Peki bu üretimin karşılığında, ağacın karıncalardan beklediği nedir?

İşçi karıncalar bitkinin yüzeyinde yaşarlar; diğer böceklere hatta ne büyüklükte olursa olsun diğer canlılara karşı oldukça saldırgandırlar. Bitkiye yönelik herhangi bir saldırı durumunda ağaçtan iner ve karşı tarafa bir saldırıda bulunarak, acı verecek şekilde ısırırlar. Daha da ötesi, akasyaya bir metre yakınlıkta filiz veren diğer tüm bitkileri çiğner ve hırpalarlar. Karınca kolonisinin yerleştiği bir akasyaya dokunan diğer ağaçların dalları da aynı şekilde bozulmaya uğrar.63

Nitekim karıncasız akasya ağaçlarının, karınca kolonilerine barınaklık eden diğerlerine göre böcekler tarafından daha fazla saldırı ve zarara uğradıkları görülmüştür. Yapılan bir deneyde, 40 metre çapındaki istila edilmiş, akasya gövdesinden fışkıran yabani bitkiler, karıncalar tarafından tamamen yok olana kadar çiğnenmiş ve ezilmişlerdir. Ayrıca karıncalar akasyanın gölgeliğine değen diğer bitki dal ve yapraklarına da saldırmışlardır.
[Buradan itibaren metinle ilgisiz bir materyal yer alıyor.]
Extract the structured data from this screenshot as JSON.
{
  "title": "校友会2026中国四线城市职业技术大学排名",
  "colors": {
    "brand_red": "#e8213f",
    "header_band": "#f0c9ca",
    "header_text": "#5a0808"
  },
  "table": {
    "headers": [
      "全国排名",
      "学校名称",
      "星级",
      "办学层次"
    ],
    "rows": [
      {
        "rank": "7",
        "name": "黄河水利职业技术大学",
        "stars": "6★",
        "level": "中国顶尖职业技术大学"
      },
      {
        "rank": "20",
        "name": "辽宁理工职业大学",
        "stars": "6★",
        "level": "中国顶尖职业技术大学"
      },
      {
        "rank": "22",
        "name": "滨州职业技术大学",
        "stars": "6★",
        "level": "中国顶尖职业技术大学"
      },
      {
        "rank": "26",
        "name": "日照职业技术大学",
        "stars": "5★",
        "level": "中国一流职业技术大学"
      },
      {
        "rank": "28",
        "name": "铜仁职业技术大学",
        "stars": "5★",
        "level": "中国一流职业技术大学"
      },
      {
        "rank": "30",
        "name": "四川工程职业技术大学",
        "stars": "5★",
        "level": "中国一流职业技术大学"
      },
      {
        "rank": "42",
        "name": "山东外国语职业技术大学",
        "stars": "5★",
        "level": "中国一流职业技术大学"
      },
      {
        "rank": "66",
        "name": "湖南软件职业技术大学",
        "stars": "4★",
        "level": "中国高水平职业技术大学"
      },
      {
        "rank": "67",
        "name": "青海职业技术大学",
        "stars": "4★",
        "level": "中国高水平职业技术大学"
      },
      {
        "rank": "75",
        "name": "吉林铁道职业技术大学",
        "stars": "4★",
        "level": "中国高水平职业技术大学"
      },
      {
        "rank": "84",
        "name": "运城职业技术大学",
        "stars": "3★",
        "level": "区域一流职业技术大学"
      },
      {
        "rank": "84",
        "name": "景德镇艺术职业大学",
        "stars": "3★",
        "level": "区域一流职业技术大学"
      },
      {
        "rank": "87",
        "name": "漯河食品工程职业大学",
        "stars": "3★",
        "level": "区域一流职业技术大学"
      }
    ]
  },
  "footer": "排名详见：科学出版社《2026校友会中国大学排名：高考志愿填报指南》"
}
Bütün karınca topluluğu, bitkiyi temizleyerek ve üzerinde devriye gezerek aktif haldedirler. Araştırmacıların vardıkları sonuç şudur: Karıncalar akasya tarafından kiralanmış bir “özel ordu” gibi çalışmaktadırlar.64 Böyle bir pazarlığı gerçekleştirecek bilinç her iki tarafta da bulunmadığına göre de, bu dengenin her iki tarafı da yaratan irade tarafından kurulduğunu kabul etmek gerekir.